Others say the standards set last year are too broad to be applied uniformly across all BaaS business models, which can vary significantly from one arrangement to another. 

Jess Cheng, a partner with the law firm Wilson Sonsini who represents many fintech groups, said regulators need to provide more detailed expectations for how banks can engage in the space safely. 

“In light of these enforcement actions, there seems to be a real time lag between what has been going on in terms of ramped up supervisory scrutiny and the issuing of tools to help smaller banks comply with and understand how they can meet those expectations,” Cheng said. “That is badly needed.”

In a statement to American Banker, Michael Emancipator, senior vice president and senior regulatory counsel for the Independent Community Bankers of America, a trade group that represents small banks, called the recent uptick in enforcement actions has been concerning, “especially in the absence of any new regulation, policy, or guidance that explains this heightened scrutiny.”

Emancipator acknowledged the guidance that was finalized last year, but noted that the framework was largely unchanged from the 2021 proposal and gave no indication that substantial supervisory activity was warranted.

“If there has been a shift in agency policy that is now manifesting through enforcement actions, ICBA encourages the banking agencies to issue a notice of proposed rulemaking, which more explicitly explains the policy shift and how banks can appropriately operate under the new policy,” he said. “Absent that additional guidance and an opportunity to comment, we’re seeing a new breed of ‘regulation through enforcement,’ which is obviously suboptimal.”

Among specialists in the space, there is optimism that the Fed’s Novel Activities Supervision Program will be able to address some of these outstanding questions and provide the guidance banks need to operate in the space safely and effectively. 

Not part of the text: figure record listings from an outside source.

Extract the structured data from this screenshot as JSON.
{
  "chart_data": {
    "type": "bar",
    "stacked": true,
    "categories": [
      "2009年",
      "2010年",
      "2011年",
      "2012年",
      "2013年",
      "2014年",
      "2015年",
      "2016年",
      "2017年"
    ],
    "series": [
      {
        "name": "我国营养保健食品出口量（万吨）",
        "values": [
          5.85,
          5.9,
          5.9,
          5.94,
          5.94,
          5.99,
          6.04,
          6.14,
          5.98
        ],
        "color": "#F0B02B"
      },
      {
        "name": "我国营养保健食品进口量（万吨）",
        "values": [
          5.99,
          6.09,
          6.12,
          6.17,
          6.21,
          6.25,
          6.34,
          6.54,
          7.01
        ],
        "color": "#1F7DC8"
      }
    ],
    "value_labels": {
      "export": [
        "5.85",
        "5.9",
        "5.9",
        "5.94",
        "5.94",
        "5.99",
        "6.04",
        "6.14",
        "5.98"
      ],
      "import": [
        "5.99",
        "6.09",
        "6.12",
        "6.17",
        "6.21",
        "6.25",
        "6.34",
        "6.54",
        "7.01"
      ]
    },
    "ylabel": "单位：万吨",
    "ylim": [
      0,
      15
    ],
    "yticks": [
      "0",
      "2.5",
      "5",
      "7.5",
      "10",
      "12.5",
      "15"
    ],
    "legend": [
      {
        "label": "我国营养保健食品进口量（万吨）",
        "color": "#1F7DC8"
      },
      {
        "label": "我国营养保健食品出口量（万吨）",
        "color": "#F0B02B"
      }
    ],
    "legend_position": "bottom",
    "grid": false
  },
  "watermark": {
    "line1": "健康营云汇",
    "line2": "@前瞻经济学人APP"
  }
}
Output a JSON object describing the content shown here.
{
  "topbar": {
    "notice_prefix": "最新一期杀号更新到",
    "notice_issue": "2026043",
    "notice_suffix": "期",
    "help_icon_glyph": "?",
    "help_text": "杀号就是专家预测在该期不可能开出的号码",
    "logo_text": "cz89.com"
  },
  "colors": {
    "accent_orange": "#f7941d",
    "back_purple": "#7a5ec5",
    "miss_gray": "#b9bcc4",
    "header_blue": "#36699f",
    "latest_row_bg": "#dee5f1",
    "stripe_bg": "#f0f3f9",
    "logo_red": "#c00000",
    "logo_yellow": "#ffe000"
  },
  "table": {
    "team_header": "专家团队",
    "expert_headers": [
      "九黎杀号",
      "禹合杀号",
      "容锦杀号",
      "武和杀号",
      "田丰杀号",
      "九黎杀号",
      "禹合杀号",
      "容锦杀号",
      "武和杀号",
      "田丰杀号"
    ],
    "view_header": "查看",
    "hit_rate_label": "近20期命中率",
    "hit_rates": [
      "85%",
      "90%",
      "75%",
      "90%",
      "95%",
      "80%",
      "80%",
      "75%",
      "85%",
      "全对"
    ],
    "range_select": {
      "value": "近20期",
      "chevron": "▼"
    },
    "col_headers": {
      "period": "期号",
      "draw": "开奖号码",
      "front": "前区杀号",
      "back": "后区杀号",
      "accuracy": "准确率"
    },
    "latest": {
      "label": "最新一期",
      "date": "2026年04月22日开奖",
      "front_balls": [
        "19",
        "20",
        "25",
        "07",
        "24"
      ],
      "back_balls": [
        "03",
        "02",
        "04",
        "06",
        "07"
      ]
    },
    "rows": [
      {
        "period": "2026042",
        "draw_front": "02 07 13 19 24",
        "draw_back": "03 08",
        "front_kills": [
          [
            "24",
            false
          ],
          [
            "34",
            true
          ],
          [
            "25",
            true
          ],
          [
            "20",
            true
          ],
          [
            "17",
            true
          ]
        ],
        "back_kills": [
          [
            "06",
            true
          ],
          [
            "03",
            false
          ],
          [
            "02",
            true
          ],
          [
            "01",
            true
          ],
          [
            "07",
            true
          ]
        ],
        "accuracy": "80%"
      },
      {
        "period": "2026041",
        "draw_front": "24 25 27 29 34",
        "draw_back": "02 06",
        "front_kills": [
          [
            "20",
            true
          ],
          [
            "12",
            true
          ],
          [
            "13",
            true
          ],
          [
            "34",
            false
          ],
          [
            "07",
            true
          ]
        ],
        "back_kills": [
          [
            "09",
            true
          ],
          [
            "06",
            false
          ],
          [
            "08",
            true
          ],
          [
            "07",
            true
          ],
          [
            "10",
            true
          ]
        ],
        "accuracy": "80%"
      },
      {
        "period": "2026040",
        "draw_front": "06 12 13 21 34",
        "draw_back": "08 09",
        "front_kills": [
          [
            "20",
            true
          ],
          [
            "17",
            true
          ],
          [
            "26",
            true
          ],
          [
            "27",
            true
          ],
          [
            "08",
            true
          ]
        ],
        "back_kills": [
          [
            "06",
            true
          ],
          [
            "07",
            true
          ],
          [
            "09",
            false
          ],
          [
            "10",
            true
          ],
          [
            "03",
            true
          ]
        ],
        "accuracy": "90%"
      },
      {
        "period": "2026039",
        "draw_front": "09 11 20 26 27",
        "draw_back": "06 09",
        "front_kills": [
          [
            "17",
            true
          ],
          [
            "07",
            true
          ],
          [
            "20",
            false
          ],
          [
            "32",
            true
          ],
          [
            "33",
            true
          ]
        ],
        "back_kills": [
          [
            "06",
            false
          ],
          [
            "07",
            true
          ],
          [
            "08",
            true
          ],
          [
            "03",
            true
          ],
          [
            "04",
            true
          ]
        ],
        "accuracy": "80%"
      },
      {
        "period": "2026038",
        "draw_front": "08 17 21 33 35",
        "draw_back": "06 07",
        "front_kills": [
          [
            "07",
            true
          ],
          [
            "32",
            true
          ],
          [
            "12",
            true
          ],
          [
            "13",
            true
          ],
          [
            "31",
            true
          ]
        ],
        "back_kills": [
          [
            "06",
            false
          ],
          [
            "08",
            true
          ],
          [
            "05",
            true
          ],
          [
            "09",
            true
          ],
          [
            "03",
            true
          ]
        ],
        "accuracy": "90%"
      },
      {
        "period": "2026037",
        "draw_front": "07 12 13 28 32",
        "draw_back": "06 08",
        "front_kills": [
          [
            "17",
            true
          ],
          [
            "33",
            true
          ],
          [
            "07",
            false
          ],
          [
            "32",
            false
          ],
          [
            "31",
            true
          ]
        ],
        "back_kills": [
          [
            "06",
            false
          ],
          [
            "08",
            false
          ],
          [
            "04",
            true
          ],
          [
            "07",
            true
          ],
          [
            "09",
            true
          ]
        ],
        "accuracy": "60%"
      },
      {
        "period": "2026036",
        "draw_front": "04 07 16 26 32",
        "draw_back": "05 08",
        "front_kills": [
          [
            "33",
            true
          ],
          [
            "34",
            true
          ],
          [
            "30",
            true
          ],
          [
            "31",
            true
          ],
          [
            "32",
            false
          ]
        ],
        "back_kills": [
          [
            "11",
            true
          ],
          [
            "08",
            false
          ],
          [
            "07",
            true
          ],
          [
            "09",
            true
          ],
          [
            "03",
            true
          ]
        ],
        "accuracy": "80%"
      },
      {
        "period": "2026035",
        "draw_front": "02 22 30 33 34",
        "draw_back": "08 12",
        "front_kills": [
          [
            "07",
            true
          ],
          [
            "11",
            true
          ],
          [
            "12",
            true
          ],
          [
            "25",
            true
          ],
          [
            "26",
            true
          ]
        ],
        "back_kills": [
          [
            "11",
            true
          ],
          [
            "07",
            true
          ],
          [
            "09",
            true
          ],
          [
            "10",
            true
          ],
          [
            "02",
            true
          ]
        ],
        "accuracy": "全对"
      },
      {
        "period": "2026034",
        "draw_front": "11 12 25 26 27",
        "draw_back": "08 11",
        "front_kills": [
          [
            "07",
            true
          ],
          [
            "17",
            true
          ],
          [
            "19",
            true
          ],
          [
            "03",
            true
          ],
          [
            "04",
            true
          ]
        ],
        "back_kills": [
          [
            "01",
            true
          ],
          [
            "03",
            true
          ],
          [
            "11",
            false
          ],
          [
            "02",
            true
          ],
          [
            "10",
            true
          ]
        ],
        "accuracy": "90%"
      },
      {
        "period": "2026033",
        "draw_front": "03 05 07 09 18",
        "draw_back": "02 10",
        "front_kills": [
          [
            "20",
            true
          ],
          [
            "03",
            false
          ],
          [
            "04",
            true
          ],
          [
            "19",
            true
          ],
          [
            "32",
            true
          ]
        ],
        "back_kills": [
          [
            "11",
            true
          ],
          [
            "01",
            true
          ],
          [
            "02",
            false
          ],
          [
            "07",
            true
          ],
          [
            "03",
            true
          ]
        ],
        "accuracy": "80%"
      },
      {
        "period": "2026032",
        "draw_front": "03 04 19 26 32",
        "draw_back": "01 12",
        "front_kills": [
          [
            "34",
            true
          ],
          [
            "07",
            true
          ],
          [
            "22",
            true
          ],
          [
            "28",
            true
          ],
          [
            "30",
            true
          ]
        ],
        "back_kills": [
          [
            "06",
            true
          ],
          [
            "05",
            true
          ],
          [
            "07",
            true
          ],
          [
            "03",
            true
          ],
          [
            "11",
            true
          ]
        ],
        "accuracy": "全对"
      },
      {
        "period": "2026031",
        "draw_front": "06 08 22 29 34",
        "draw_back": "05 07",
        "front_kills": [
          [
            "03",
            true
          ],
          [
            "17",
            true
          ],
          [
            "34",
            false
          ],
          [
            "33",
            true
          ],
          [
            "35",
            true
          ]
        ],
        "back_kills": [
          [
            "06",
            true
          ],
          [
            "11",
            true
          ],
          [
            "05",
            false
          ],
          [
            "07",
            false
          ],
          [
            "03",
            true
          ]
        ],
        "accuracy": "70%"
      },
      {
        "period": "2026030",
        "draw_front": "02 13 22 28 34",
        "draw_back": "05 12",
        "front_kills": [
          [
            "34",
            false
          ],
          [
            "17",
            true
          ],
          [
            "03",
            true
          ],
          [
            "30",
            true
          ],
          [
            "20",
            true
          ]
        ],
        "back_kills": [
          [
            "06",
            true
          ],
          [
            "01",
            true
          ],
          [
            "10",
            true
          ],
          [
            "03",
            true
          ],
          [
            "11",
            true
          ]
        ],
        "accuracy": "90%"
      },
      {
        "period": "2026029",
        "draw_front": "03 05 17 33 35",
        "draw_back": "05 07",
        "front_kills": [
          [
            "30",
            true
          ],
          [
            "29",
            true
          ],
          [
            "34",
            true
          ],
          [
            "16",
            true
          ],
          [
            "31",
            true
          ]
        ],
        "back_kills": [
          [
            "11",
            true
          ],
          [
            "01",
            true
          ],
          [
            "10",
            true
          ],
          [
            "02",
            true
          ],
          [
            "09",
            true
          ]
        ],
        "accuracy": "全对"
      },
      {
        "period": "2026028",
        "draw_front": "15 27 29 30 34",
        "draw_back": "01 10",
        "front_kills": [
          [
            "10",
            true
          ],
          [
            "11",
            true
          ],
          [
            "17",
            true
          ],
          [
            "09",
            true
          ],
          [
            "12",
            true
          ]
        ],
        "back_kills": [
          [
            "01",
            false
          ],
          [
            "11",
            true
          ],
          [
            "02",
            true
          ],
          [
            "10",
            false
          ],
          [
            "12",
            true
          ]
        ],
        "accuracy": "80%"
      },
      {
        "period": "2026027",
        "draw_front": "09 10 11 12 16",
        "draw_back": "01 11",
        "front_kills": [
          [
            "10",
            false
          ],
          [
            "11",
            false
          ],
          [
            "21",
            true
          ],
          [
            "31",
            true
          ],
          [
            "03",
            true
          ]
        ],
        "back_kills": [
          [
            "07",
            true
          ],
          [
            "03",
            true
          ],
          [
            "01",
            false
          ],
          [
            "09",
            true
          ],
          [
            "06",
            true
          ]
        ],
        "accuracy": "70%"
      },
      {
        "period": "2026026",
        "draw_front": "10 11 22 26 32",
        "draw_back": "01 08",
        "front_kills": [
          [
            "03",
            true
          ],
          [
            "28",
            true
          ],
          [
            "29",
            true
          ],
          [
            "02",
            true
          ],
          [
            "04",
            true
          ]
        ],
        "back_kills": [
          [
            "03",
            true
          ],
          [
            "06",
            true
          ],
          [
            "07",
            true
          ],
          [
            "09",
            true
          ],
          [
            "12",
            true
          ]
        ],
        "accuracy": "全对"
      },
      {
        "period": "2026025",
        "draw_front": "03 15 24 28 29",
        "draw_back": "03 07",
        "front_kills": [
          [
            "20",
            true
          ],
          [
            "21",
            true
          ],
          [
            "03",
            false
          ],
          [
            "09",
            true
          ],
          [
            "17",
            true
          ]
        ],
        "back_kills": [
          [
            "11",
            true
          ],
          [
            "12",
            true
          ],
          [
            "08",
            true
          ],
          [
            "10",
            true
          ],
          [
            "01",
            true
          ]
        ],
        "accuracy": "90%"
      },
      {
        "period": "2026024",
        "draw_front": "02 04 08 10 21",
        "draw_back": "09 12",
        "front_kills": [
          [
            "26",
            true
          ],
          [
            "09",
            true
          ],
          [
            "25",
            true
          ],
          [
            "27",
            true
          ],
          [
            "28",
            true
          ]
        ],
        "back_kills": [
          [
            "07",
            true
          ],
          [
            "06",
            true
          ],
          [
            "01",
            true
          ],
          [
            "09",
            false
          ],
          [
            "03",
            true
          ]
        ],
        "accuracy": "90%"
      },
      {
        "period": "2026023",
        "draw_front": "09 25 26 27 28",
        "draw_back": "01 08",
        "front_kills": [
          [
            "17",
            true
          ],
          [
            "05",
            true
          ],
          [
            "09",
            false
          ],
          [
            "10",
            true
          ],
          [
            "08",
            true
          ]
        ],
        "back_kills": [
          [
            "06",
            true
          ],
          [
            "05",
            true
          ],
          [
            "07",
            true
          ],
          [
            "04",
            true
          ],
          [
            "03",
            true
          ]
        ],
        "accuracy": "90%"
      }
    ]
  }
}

“I expect more clarity going forward both in the enforcement action context but also if they adopt exam manuals and a whole exam process,” Crane said. “I remain glass half-full about how the novel activities programs are going to impact the space. It’s a pretty strong signal that agencies aren’t just trying to kill this activity. They wouldn’t establish whole new supervisory programs and teams if that’s what you’re trying to accomplish.”

The program will operate alongside existing supervision teams, with the Washington-based specialist group accompanying local examiners to explore specific issues related to emerging business practices. Crane said until more formal exam policies are laid out, the scope of the enhanced supervision conducted by these specialists remains to be seen.

“In theory, that enhanced supervision should apply only to novel activity,” he said. “There is an open question as to whether, in practice, the whole bank will be held to something of a higher standard.”

Lyons said the layering on of supervision from a Washington-based entity, such as the Novel Activities Supervision Program, eats into the discretion of local examiners. It also inevitably leads to the identification of favored practices.

“When these types of groups get involved in supervision, it tends to lead to more comparisons of how one bank approaches issues versus another,” Lyons said. “It’s not formally a horizontal review, but it’s that type of principle, in which the supervisors identify certain practices they like more than others.”

Lyons added that escalation policies, such as the one implemented by the FDIC, also take away examiner discretion and could create a situation where one type of deficiency — such as third-party risk management — can quickly transform into a different one with more significant consequences. 

“If issues run over more than one exam cycle, they can go from purely being a third-party risk management issue, to also being a management issue for not monitoring a pressing risk well enough,” he said. “Management is typically considered the most significant of the six components of CAMELS for purposes of determining the composite rating, for example.”